If your income has dropped due to unpaid leave or part-time work, you may qualify for the government super co-contribution. Or, if you have a spouse, they may qualify for a tax offset if they contribute to your super while your income is low. Another option is contribution splitting, where up to 85 per cent of your spouse's super is transferred to you each year to even up your balances. Speak with a financial planner to find out what's the best option for you.
Invest with purpose
While having a strong savings plan is important, you may also need to take a proactive approach to investment to reach your goals.
"Investing, even a small amount, whether in your own name or via extra super contributions is a good place to start," Ms O'Connor says. "Many online investment platforms enable you to start with a very low balance (though be sure you know what fees you're paying, because this can eat into the returns pretty quickly on lower balances)."
And it's never too early, or too late, to start.
"The strategies you adopt and the areas you focus on are likely to differ depending on your age, but the end goal will be the same. To increase your financial freedom and security."

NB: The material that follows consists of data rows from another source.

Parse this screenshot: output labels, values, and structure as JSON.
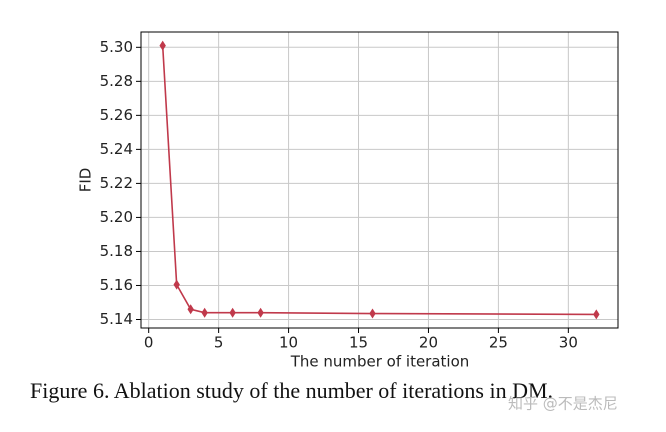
{
  "chart_data": {
    "type": "line",
    "xlabel": "The number of iteration",
    "ylabel": "FID",
    "x": [
      1,
      2,
      3,
      4,
      6,
      8,
      16,
      32
    ],
    "series": [
      {
        "name": "FID",
        "color": "#c0394b",
        "values": [
          5.301,
          5.1605,
          5.146,
          5.144,
          5.144,
          5.144,
          5.1435,
          5.143
        ]
      }
    ],
    "xlim": [
      -0.55,
      33.55
    ],
    "ylim": [
      5.135,
      5.309
    ],
    "xticks": [
      0,
      5,
      10,
      15,
      20,
      25,
      30
    ],
    "yticks": [
      5.14,
      5.16,
      5.18,
      {
        "value": 5.2,
        "label": "5.20"
      },
      5.22,
      5.24,
      5.26,
      5.28,
      {
        "value": 5.3,
        "label": "5.30"
      }
    ],
    "grid": true,
    "caption": "Figure 6. Ablation study of the number of iterations in DM.",
    "watermark": "知乎 @不是杰尼"
  }
}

Once you're on track to building your financial nest egg, it's important to have the right protection strategies in place. That includes adequate insurance and an emergency fund of at least three month's living expenses.

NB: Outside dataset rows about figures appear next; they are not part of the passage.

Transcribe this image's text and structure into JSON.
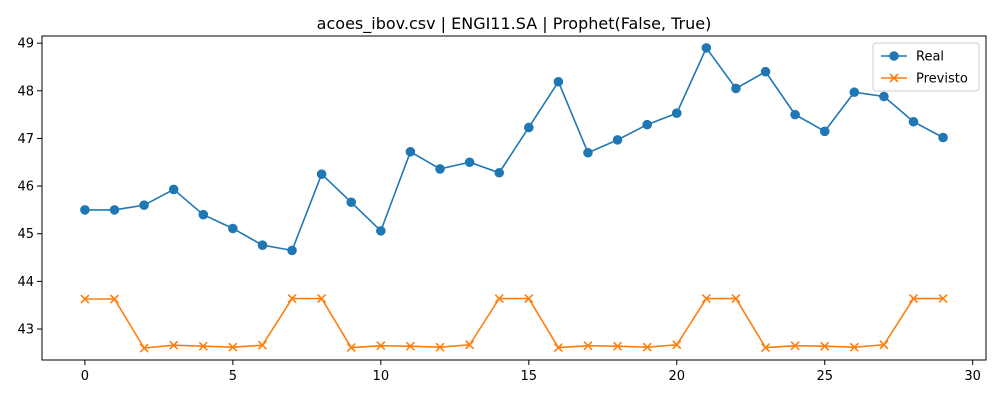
{
  "chart_data": {
    "type": "line",
    "title": "acoes_ibov.csv | ENGI11.SA | Prophet(False, True)",
    "xlabel": "",
    "ylabel": "",
    "xlim": [
      -1.45,
      30.45
    ],
    "ylim": [
      42.35,
      49.15
    ],
    "xticks": [
      0,
      5,
      10,
      15,
      20,
      25,
      30
    ],
    "yticks": [
      43,
      44,
      45,
      46,
      47,
      48,
      49
    ],
    "grid": false,
    "legend_position": "top-right",
    "x": [
      0,
      1,
      2,
      3,
      4,
      5,
      6,
      7,
      8,
      9,
      10,
      11,
      12,
      13,
      14,
      15,
      16,
      17,
      18,
      19,
      20,
      21,
      22,
      23,
      24,
      25,
      26,
      27,
      28,
      29
    ],
    "series": [
      {
        "name": "Real",
        "color": "#1f77b4",
        "marker": "circle",
        "values": [
          45.5,
          45.5,
          45.6,
          45.93,
          45.4,
          45.11,
          44.76,
          44.65,
          46.25,
          45.66,
          45.06,
          46.72,
          46.36,
          46.5,
          46.28,
          47.23,
          48.19,
          46.7,
          46.97,
          47.29,
          47.53,
          48.9,
          48.05,
          48.4,
          47.5,
          47.15,
          47.97,
          47.88,
          47.35,
          47.02
        ]
      },
      {
        "name": "Previsto",
        "color": "#ff7f0e",
        "marker": "x",
        "values": [
          43.63,
          43.63,
          42.6,
          42.66,
          42.64,
          42.62,
          42.66,
          43.64,
          43.64,
          42.61,
          42.65,
          42.64,
          42.62,
          42.67,
          43.64,
          43.64,
          42.61,
          42.65,
          42.64,
          42.62,
          42.67,
          43.64,
          43.64,
          42.61,
          42.65,
          42.64,
          42.62,
          42.67,
          43.64,
          43.64
        ]
      }
    ]
  }
}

"Illness and injury can totally derail your financial plans, so it's really important to consider what you and your family will need to stay afloat should the worse occur," Ms O'Connor says.
"Insurance can be structured to be relatively cheap depending on your circumstances. It can be similar to the cost of your mobile phone bill each month depending on a number of factors."
Creating a better financial future for all women means we need to start early, by teaching our girls money management tools and techniques that will help them overcome these hurdles.
Start a savings plan early and look into online investment platforms offering 'children's accounts'.
"These can be a great way for kids to start learning about investing," Ms O'Connor says. "They can start with relatively small amounts and watch their money grow using the app. Due to compound interest, starting early could give our girls a serious head start."
Make sure to do your research thoroughly before signing up, as fees can quickly eat into low account balances. Look for accounts that are fee-free for those under-18.
Perhaps the most important thing women can do to reach their financial goals is get expert financial advice. A financial planning professional can give you advice on the best superannuation and investment strategies, as well as which insurance/s you'll need, to reach your financial goals sooner.